Following graduation from Texas State University, Stoddard, a former member of the ROTC, applied to join the Marine Corps but was discharged before he attended boot camp. He did some research and learned of a military group called the People’s Protection Units, or YPG, who fight alongside the Kurdish military. After some back-and-forth with the group, Stoddard made his decision to join. He applied for a visa, bought a plane ticket and left for Syria, where he began a seven-month journey.

“There were people there from all over the world,” Stoddard said. “Some people were there for the political revolution side, some people were there to fight ISIS and some people there were in the middle. And I kind of fell more in the middle of that range.”

In his first week overseas, Stoddard said Turkey began attacking northern Iraq, making the border unsafe to cross.

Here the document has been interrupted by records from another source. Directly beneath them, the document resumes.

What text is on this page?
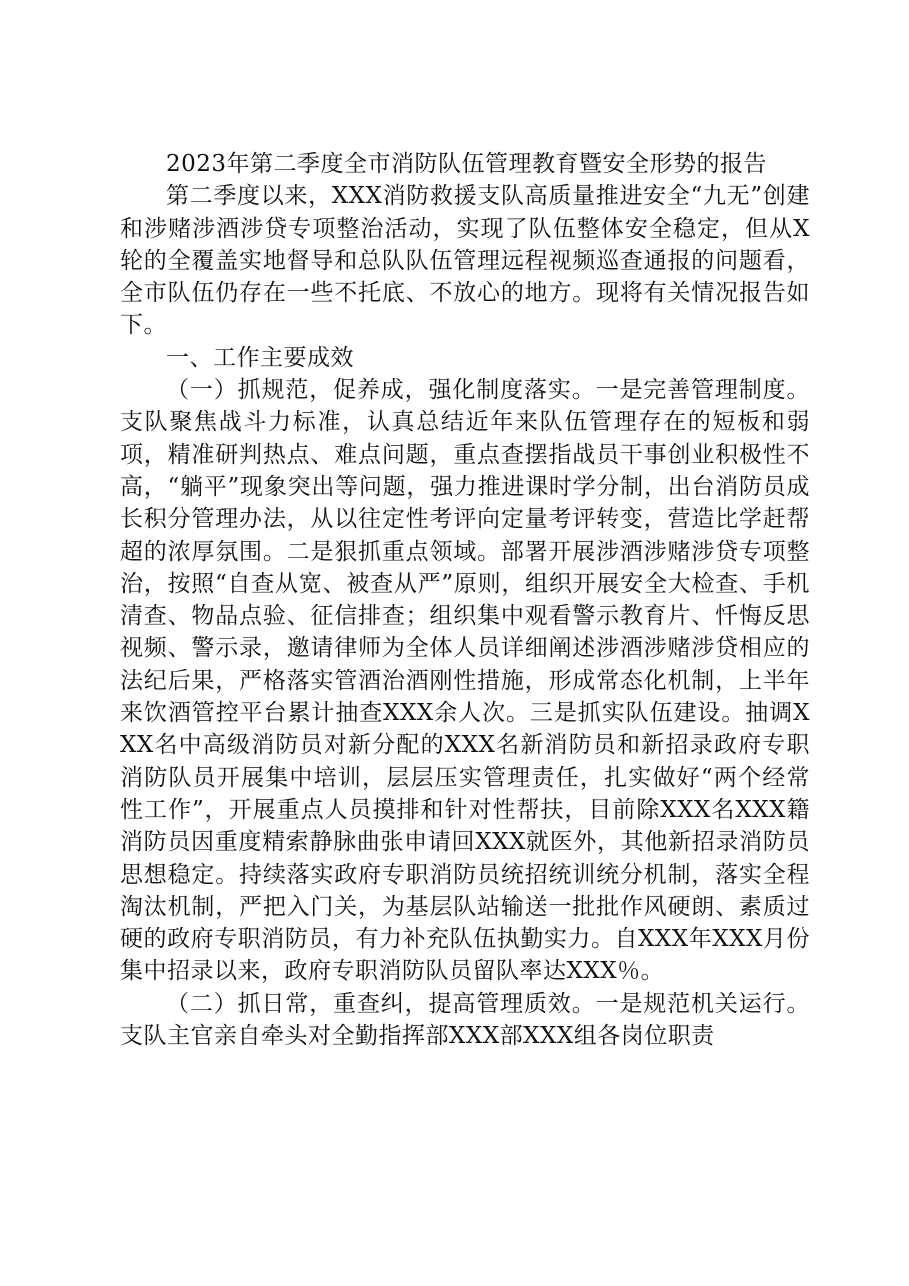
2023年第二季度全市消防队伍管理教育暨安全形势的报告

第二季度以来，XXX消防救援支队高质量推进安全“九无”创建和涉赌涉酒涉贷专项整治活动，实现了队伍整体安全稳定，但从X轮的全覆盖实地督导和总队队伍管理远程视频巡查通报的问题看，全市队伍仍存在一些不托底、不放心的地方。现将有关情况报告如下。

一、工作主要成效

（一）抓规范，促养成，强化制度落实。一是完善管理制度。支队聚焦战斗力标准，认真总结近年来队伍管理存在的短板和弱项，精准研判热点、难点问题，重点查摆指战员干事创业积极性不高，“躺平”现象突出等问题，强力推进课时学分制，出台消防员成长积分管理办法，从以往定性考评向定量考评转变，营造比学赶帮超的浓厚氛围。二是狠抓重点领域。部署开展涉酒涉赌涉贷专项整治，按照“自查从宽、被查从严”原则，组织开展安全大检查、手机清查、物品点验、征信排查；组织集中观看警示教育片、忏悔反思视频、警示录，邀请律师为全体人员详细阐述涉酒涉赌涉贷相应的法纪后果，严格落实管酒治酒刚性措施，形成常态化机制，上半年来饮酒管控平台累计抽查XXX余人次。三是抓实队伍建设。抽调XXX名中高级消防员对新分配的XXX名新消防员和新招录政府专职消防队员开展集中培训，层层压实管理责任，扎实做好“两个经常性工作”，开展重点人员摸排和针对性帮扶，目前除XXX名XXX籍消防员因重度精索静脉曲张申请回XXX就医外，其他新招录消防员思想稳定。持续落实政府专职消防员统招统训统分机制，落实全程淘汰机制，严把入门关，为基层队站输送一批批作风硬朗、素质过硬的政府专职消防员，有力补充队伍执勤实力。自XXX年XXX月份集中招录以来，政府专职消防队员留队率达XXX％。

（二）抓日常，重查纠，提高管理质效。一是规范机关运行。支队主官亲自牵头对全勤指挥部XXX部XXX组各岗位职责
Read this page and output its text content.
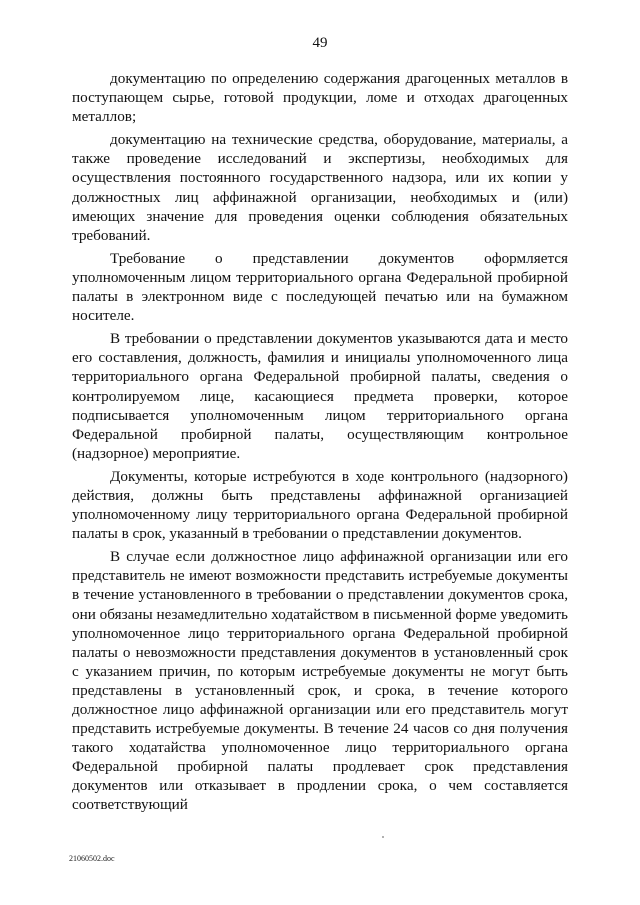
49

документацию по определению содержания драгоценных металлов в поступающем сырье, готовой продукции, ломе и отходах драгоценных металлов;

документацию на технические средства, оборудование, материалы, а также проведение исследований и экспертизы, необходимых для осуществления постоянного государственного надзора, или их копии у должностных лиц аффинажной организации, необходимых и (или) имеющих значение для проведения оценки соблюдения обязательных требований.

Требование о представлении документов оформляется уполномоченным лицом территориального органа Федеральной пробирной палаты в электронном виде с последующей печатью или на бумажном носителе.

В требовании о представлении документов указываются дата и место его составления, должность, фамилия и инициалы уполномоченного лица территориального органа Федеральной пробирной палаты, сведения о контролируемом лице, касающиеся предмета проверки, которое подписывается уполномоченным лицом территориального органа Федеральной пробирной палаты, осуществляющим контрольное (надзорное) мероприятие.

Документы, которые истребуются в ходе контрольного (надзорного) действия, должны быть представлены аффинажной организацией уполномоченному лицу территориального органа Федеральной пробирной палаты в срок, указанный в требовании о представлении документов.

В случае если должностное лицо аффинажной организации или его представитель не имеют возможности представить истребуемые документы в течение установленного в требовании о представлении документов срока, они обязаны незамедлительно ходатайством в письменной форме уведомить уполномоченное лицо территориального органа Федеральной пробирной палаты о невозможности представления документов в установленный срок с указанием причин, по которым истребуемые документы не могут быть представлены в установленный срок, и срока, в течение которого должностное лицо аффинажной организации или его представитель могут представить истребуемые документы. В течение 24 часов со дня получения такого ходатайства уполномоченное лицо территориального органа Федеральной пробирной палаты продлевает срок представления документов или отказывает в продлении срока, о чем составляется соответствующий

21060502.doc
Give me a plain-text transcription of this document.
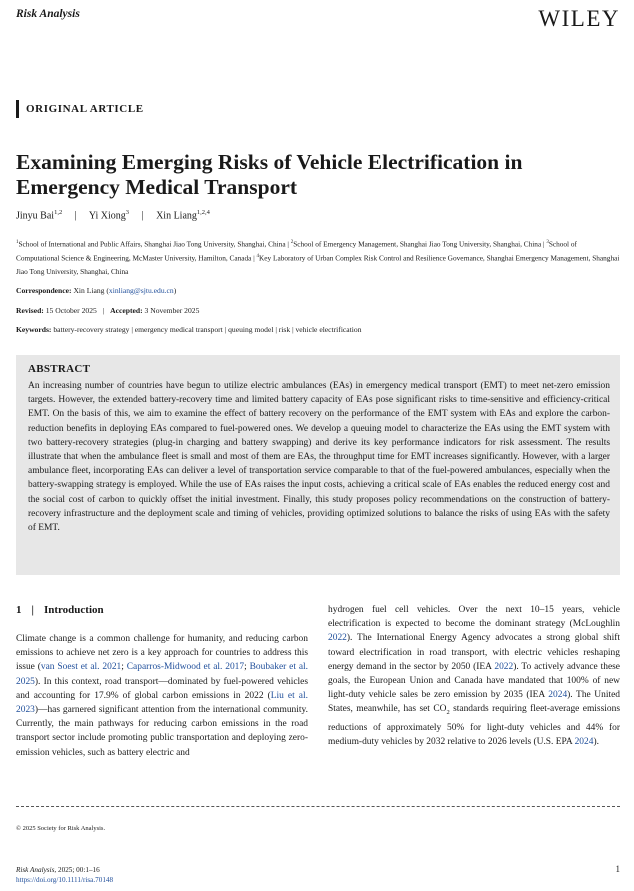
Risk Analysis	WILEY
ORIGINAL ARTICLE
Examining Emerging Risks of Vehicle Electrification in Emergency Medical Transport
Jinyu Bai$^{1,2}$ | Yi Xiong$^3$ | Xin Liang$^{1,2,4}$
$^1$School of International and Public Affairs, Shanghai Jiao Tong University, Shanghai, China | $^2$School of Emergency Management, Shanghai Jiao Tong University, Shanghai, China | $^3$School of Computational Science & Engineering, McMaster University, Hamilton, Canada | $^4$Key Laboratory of Urban Complex Risk Control and Resilience Governance, Shanghai Emergency Management, Shanghai Jiao Tong University, Shanghai, China
Correspondence: Xin Liang (xinliang@sjtu.edu.cn)
Revised: 15 October 2025 | Accepted: 3 November 2025
Keywords: battery-recovery strategy | emergency medical transport | queuing model | risk | vehicle electrification
ABSTRACT
An increasing number of countries have begun to utilize electric ambulances (EAs) in emergency medical transport (EMT) to meet net-zero emission targets. However, the extended battery-recovery time and limited battery capacity of EAs pose significant risks to time-sensitive and efficiency-critical EMT. On the basis of this, we aim to examine the effect of battery recovery on the performance of the EMT system with EAs and explore the carbon-reduction benefits in deploying EAs compared to fuel-powered ones. We develop a queuing model to characterize the EAs using the EMT system with two battery-recovery strategies (plug-in charging and battery swapping) and derive its key performance indicators for risk assessment. The results illustrate that when the ambulance fleet is small and most of them are EAs, the throughput time for EMT increases significantly. However, with a larger ambulance fleet, incorporating EAs can deliver a level of transportation service comparable to that of the fuel-powered ambulances, especially when the battery-swapping strategy is employed. While the use of EAs raises the input costs, achieving a critical scale of EAs enables the reduced energy cost and the social cost of carbon to quickly offset the initial investment. Finally, this study proposes policy recommendations on the construction of battery-recovery infrastructure and the deployment scale and timing of vehicles, providing optimized solutions to balance the risks of using EAs with the safety of EMT.
1 | Introduction
Climate change is a common challenge for humanity, and reducing carbon emissions to achieve net zero is a key approach for countries to address this issue (van Soest et al. 2021; Caparros-Midwood et al. 2017; Boubaker et al. 2025). In this context, road transport—dominated by fuel-powered vehicles and accounting for 17.9% of global carbon emissions in 2022 (Liu et al. 2023)—has garnered significant attention from the international community. Currently, the main pathways for reducing carbon emissions in the road transport sector include promoting public transportation and deploying zero-emission vehicles, such as battery electric and
hydrogen fuel cell vehicles. Over the next 10–15 years, vehicle electrification is expected to become the dominant strategy (McLoughlin 2022). The International Energy Agency advocates a strong global shift toward electrification in road transport, with electric vehicles reshaping energy demand in the sector by 2050 (IEA 2022). To actively advance these goals, the European Union and Canada have mandated that 100% of new light-duty vehicle sales be zero emission by 2035 (IEA 2024). The United States, meanwhile, has set $CO_2$ standards requiring fleet-average emissions reductions of approximately 50% for light-duty vehicles and 44% for medium-duty vehicles by 2032 relative to 2026 levels (U.S. EPA 2024).
© 2025 Society for Risk Analysis.
Risk Analysis, 2025; 00:1–16
https://doi.org/10.1111/risa.70148
1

As a result, Stoddard’s combat training at the academy was delayed. During that time, he turned his efforts to a reforestation project and helping some local Kurds develop a government they wanted, which was aimed at equality.

“They have this idea of a women’s liberation and, in this society, both men and women had to hold the same position of power. Women have to make up 40 percent of the government. Everyone is required to vote, and women and men stand beside each other and fight along the front lines,” Stoddard said.

Helping this group of Kurds became a passion as he prepared for combat, which he finally got to do following months of training.

“For the first five months, we basically begged to be sent down to the front lines,” Stoddard said. “But Kurdish leadership was really hesitant. They didn’t want internationals to only be in the news when they were dying. But after begging and begging and begging, they finally said, ‘Fine. We’ll send you to the front lines.’”

On New Year's Day, armed with an M16, Stoddard was sent to the front lines to fight the Islamic State group. It was a mission in which he risked it all and almost lost it all.

“I picked up my M16 and went up on the roof. I don’t know how long we were fighting for, but I shot a couple of rounds and right, and as I shot the second round, the wall in front of me blew up my face,” Stoddard said. “ A piece hit me here (in the chest), got stuck in my scarf and my armpit. Most of the bullet struck my leg. Blood started pooling in my boot.”

Following those injuries, Stoddard said he knew his combat days were over. But his desire to fight terrorism would always remain.

“You go over there and this whole society is actually doing something. It was the most alive I’ve ever felt, whenever everyone buys into something," Stoddard said. “And I think the whole world should buy into it because it would make the world a better place.”

Stoddard received medical care following the attack by the Islamic State group and then flew back to the United States. Upon landing on U.S. soil, he was escorted off the plane by agents from the Department of Homeland Security and interview by the FBI before he was released and able to return home to San Marcos. He is now writing a book about his experiences.